– И вот еще что, – сказал его брат Никита, – на вечерах надобно нарочно не танцевать. Пускай его танцуют ветреники да франты, которым дела нет до общественных бедствий, а мы будем молча их осуждать и тем самым распускать критическое настроение.
В этом роде собрание беседовало еще некоторое время, а ближе к вечеру начало расходиться. Князь Долгоруков отправился завиваться к Гелио, лучшему петербургскому парикмахеру, бравшему пятерку за куафюру, а младший Муравьев, Орлов и Лунин поехали догуливать у Дюме. Никита Муравьев, уходивший последним, сказал Сомову на прощанье:
– Видя твой образ мыслей, говорю откровенно: я предлагаю тебе взойти в тайное общество.
– За твою откровенность я заплачу откровенностью, – сказал Сомов. – Я уже принадлежу одному тайному обществу.
– Гм! Каковы же его действия?
– Ничего не делают.
– Вот видишь! – сказал с облегчением Муравьев. – Это же, верно, мальчишки и пустомели. А есть общество избранных молодых людей, которые положили упражняться в практической благотворительности, делая сборы для бедных, определяя сирот в училища, безвестным приискивая пристанища, а пуще всего противоборствуя русским немцам.
Сомов назвал эту деятельность великодушной, но примкнуть к обществу избранных молодых людей все же не пожелал. Впоследствии он имел неосторожность в общих чертах описать памятный обед в письме к своей липецкой тетке, а так как его корреспонденция просматривалась ведомством Милорадовича, то вполне возможно, что он помимо воли предоставил фон Фоку интригующий материал. Впрочем, как это ни загадочно, правительство последним узнало о существовании оформившейся политической оппозиции, как мужья последними узнают об изменах жен, хотя толки о тайных обществах можно было подслушать в любом салоне и даже вычитать в иностранных газетах, например, в «Journal des Dиbats», которую выписывала в России чуть ли не каждая аристократическая семья.

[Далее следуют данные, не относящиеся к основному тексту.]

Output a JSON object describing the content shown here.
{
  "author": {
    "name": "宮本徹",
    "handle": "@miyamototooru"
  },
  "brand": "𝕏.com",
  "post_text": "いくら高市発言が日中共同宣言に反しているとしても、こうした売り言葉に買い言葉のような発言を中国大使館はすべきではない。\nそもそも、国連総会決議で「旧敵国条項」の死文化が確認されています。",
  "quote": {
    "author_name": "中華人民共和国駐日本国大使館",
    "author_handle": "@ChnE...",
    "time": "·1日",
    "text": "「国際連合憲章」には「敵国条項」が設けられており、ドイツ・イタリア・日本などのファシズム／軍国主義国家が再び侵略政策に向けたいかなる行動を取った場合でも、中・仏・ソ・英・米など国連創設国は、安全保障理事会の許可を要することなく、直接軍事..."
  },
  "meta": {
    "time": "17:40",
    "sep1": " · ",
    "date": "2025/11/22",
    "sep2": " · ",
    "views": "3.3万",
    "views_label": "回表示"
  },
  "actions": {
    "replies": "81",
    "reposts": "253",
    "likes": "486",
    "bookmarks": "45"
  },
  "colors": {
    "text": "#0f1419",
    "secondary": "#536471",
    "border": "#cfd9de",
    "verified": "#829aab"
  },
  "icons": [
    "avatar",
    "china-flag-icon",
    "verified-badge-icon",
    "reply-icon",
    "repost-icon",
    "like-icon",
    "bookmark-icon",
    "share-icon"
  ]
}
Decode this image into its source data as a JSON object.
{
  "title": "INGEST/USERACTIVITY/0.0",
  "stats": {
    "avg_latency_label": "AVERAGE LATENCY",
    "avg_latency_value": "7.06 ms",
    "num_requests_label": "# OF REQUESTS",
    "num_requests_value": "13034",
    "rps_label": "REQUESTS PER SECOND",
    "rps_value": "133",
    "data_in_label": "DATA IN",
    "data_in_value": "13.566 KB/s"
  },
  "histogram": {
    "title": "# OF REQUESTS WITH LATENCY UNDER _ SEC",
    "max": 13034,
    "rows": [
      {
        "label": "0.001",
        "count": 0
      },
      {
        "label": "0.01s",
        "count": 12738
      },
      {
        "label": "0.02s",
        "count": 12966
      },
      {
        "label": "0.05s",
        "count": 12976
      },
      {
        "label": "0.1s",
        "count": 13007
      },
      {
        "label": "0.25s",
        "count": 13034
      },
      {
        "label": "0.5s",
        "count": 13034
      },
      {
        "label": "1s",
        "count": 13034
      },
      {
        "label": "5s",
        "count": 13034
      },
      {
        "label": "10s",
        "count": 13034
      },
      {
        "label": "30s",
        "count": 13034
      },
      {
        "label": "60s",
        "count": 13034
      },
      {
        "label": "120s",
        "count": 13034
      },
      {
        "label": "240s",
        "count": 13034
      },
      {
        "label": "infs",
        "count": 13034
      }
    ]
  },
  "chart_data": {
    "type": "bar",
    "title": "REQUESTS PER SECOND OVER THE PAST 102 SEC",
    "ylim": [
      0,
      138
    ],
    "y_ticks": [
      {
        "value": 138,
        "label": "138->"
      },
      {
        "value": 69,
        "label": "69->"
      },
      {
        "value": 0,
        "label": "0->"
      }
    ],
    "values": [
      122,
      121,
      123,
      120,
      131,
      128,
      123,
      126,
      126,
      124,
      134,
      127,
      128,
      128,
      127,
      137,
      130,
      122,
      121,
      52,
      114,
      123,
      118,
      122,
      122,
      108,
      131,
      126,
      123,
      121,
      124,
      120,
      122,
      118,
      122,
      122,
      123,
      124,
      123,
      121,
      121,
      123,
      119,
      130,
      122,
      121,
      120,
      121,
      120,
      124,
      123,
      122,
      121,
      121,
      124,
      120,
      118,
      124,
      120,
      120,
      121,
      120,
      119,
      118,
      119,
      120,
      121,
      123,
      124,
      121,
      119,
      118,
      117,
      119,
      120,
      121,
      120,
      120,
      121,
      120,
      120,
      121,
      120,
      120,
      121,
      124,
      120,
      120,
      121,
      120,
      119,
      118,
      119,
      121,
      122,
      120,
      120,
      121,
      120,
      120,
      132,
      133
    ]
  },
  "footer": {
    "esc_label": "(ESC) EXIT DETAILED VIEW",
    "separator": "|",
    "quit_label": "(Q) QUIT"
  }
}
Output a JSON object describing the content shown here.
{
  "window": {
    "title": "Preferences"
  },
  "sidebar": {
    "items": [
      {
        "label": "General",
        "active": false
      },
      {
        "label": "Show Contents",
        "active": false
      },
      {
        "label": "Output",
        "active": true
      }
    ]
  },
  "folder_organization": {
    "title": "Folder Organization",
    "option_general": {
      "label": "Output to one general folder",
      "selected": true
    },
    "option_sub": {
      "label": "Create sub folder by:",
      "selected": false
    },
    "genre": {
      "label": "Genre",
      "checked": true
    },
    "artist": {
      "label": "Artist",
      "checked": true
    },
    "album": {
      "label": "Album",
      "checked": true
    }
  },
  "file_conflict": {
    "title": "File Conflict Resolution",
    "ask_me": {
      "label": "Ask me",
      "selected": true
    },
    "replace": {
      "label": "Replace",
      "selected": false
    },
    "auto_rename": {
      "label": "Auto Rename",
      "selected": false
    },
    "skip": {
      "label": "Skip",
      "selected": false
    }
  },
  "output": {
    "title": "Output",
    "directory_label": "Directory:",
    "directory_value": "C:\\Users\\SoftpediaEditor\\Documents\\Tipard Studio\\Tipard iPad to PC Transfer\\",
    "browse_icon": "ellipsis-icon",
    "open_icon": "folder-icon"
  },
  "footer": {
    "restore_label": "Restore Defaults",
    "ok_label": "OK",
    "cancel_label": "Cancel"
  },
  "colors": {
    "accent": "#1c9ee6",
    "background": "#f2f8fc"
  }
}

Поскольку в зрелые годы русский человек частенько утверждается на том, с отрицания чего он некогда начинал, положим, приходит к убеждению, что самая мудрая книга – это «Домострой», что деньги – великая вещь и что жениться нужно не по любви, – на первых порах стихия общественного непослушания захватила почти исключительно молодежь. Это обстоятельство не могло не отразиться на букве дела. Шестеро членов самого первого тайного общества, образованного ради учреждения республики на острове Сахалин, хотя и были знакомы с детства, договорились узнавать друг друга посредством следующего пароля: при встрече нужно было взяться правой рукой за шею и трижды топнуть левой ногой; другое тайное общество – «Орден вселенского восстановления», основанный Дмитрием Завалишиным, – собственно, из одного основателя только и состояло; третье – «Орден русских рыцарей» – предусматривало клятву кровью и разные демонические масонские процедуры. Только «Союз спасения», возникший года через два после возвращения армии из-за границы, мало отдавал игрой в «казаки-разбойники», но зато это была чуть ли не благотворительная организация, ориентированная главным образом на то, чтобы «противодействовать злонамеренным людям и споспешествовать благим намерениям правительства». Его практическая деятельность совершенно характеризуется программой, записанной Федором Глинкой в настольном календаре: «Порицать: 1) Аракчеева и Долгорукова, 2) военные поселения, 3) леность вельмож, 4) жестокость и неосмотрительность уголовной палаты. Желать: открытых судов и вольной цензуры. Хвалить: ланкастерскую школу и заведения для бедных у Плавильщикова».